All this is, however, by the way. I merely mention it to illustrate PETER's character. At the University Steeple-Chase Meeting, which took place at the end of our third October term, SHEEF had entered his animals for several races. He was a good rider, and confidently anticipated success. To celebrate the occasion, he had arranged a big dinner-party, and had invited some twenty of us to dine with him. I had been unable to go to the races myself, but at the appointed hour I turned up at SHEEF's rooms. I found the table brilliantly laid, waiters hanging about, and dozens of Champagne in readiness. SHEEF was there, but, beside myself, no other guest had appeared. And not a single one came. I forget what excuse the miserable host made, but the result was that we two solemnly dined at a table laid for ten times our number. I think I shall remember that ghastly festivity as long as I live. The next day all Cambridge knew that SHEEF had not only pulled one of his horses openly and disgracefully, but had wilfully misled both his friends and the book-makers as to the horse he intended to ride in a race for which entries were made at the post. I never heard that he stood to win more than £50 by the transaction. And for this paltry sum (paltry, that is, to a man of his means) he had wrecked his reputation, and all the possibilities of his career.
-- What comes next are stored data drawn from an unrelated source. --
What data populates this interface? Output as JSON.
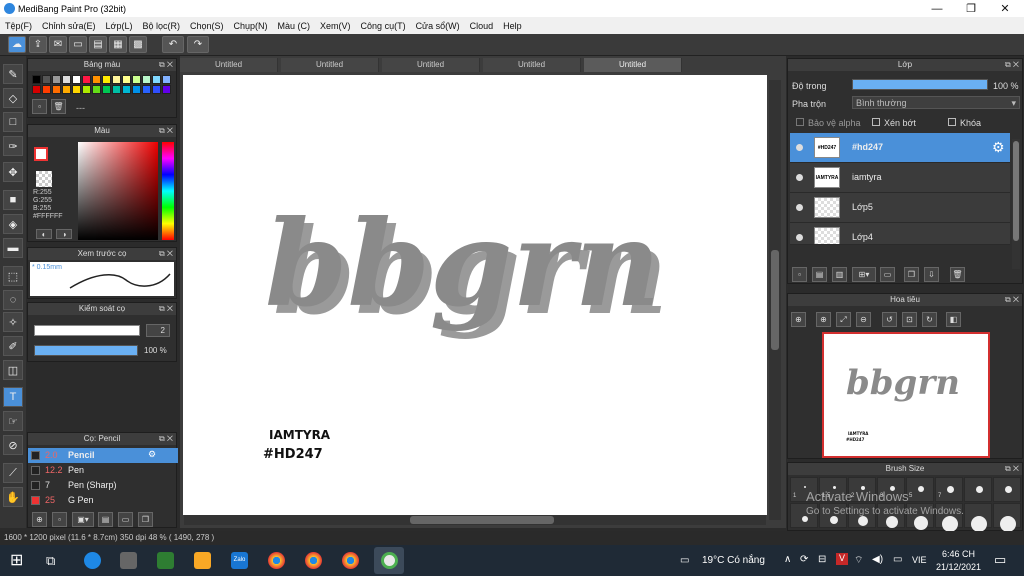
{
  "window": {
    "title": "MediBang Paint Pro (32bit)",
    "minimize": "—",
    "maximize": "❐",
    "close": "✕"
  },
  "menu": [
    "Tệp(F)",
    "Chỉnh sửa(E)",
    "Lớp(L)",
    "Bộ lọc(R)",
    "Chọn(S)",
    "Chụp(N)",
    "Màu (C)",
    "Xem(V)",
    "Công cụ(T)",
    "Cửa sổ(W)",
    "Cloud",
    "Help"
  ],
  "panels": {
    "palette": {
      "title": "Bảng màu",
      "bottom_text": "---"
    },
    "color": {
      "title": "Màu",
      "r": "R:255",
      "g": "G:255",
      "b": "B:255",
      "hex": "#FFFFFF"
    },
    "brush_preview": {
      "title": "Xem trước cọ",
      "size": "* 0.15mm"
    },
    "brush_control": {
      "title": "Kiểm soát cọ",
      "size_value": "2",
      "opacity": "100 %",
      "opacity_fraction": 1.0
    },
    "brush": {
      "title": "Cọ: Pencil",
      "items": [
        {
          "size": "2.0",
          "name": "Pencil"
        },
        {
          "size": "12.2",
          "name": "Pen"
        },
        {
          "size": "7",
          "name": "Pen (Sharp)"
        },
        {
          "size": "25",
          "name": "G Pen"
        }
      ]
    }
  },
  "tabs": [
    "Untitled",
    "Untitled",
    "Untitled",
    "Untitled",
    "Untitled"
  ],
  "canvas": {
    "main_text": "bbgrn",
    "small_text_1": "IAMTYRA",
    "small_text_2": "#HD247"
  },
  "layers": {
    "title": "Lớp",
    "opacity_label": "Độ trong",
    "opacity_value": "100 %",
    "blend_label": "Pha trộn",
    "blend_value": "Bình thường",
    "protect_alpha": "Bảo vệ alpha",
    "clip": "Xén bớt",
    "lock": "Khóa",
    "items": [
      {
        "thumb": "#HD247",
        "name": "#hd247"
      },
      {
        "thumb": "IAMTYRA",
        "name": "iamtyra"
      },
      {
        "thumb": "",
        "name": "Lớp5"
      },
      {
        "thumb": "",
        "name": "Lớp4"
      }
    ]
  },
  "navigator": {
    "title": "Hoa tiêu",
    "preview_text": "bbgrn",
    "preview_small_1": "IAMTYRA",
    "preview_small_2": "#HD247"
  },
  "brush_size": {
    "title": "Brush Size",
    "labels": [
      "1",
      "1.5",
      "2",
      "3",
      "5",
      "7"
    ]
  },
  "watermark": {
    "line1": "Activate Windows",
    "line2": "Go to Settings to activate Windows."
  },
  "status": {
    "text": "1600 * 1200 pixel   (11.6 * 8.7cm)   350 dpi   48 %   ( 1490, 278 )"
  },
  "taskbar": {
    "weather": "19°C  Có nắng",
    "lang": "VIE",
    "time": "6:46 CH",
    "date": "21/12/2021"
  },
  "colors": {
    "accent": "#4a90d9",
    "navigator_border": "#d32f2f",
    "text_gray": "#8a8a8a"
  }
}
I see him slinking about London sometimes. Last year he passed, with much discredit, through the Bankruptcy Court. He has been a Director of countless Companies, for the stock of fools seems to be inexhaustible. There can only be one end for such a man as SHEEF. The cool, callous, and calculating knave may get clear through to the end; but SHEEF always was stupidly good-natured, and good-nature hangs like a millstone round the neck of rascality. I cannot myself detest him as I ought to do. He was so near to completely successful respectability. But crookedness ruined him, in spite of his better wishes. Was it altogether his own fault?
That, as Mr. BRET HARTE observes, lets me out.
I remain as before, DIOGENES ROBINSON.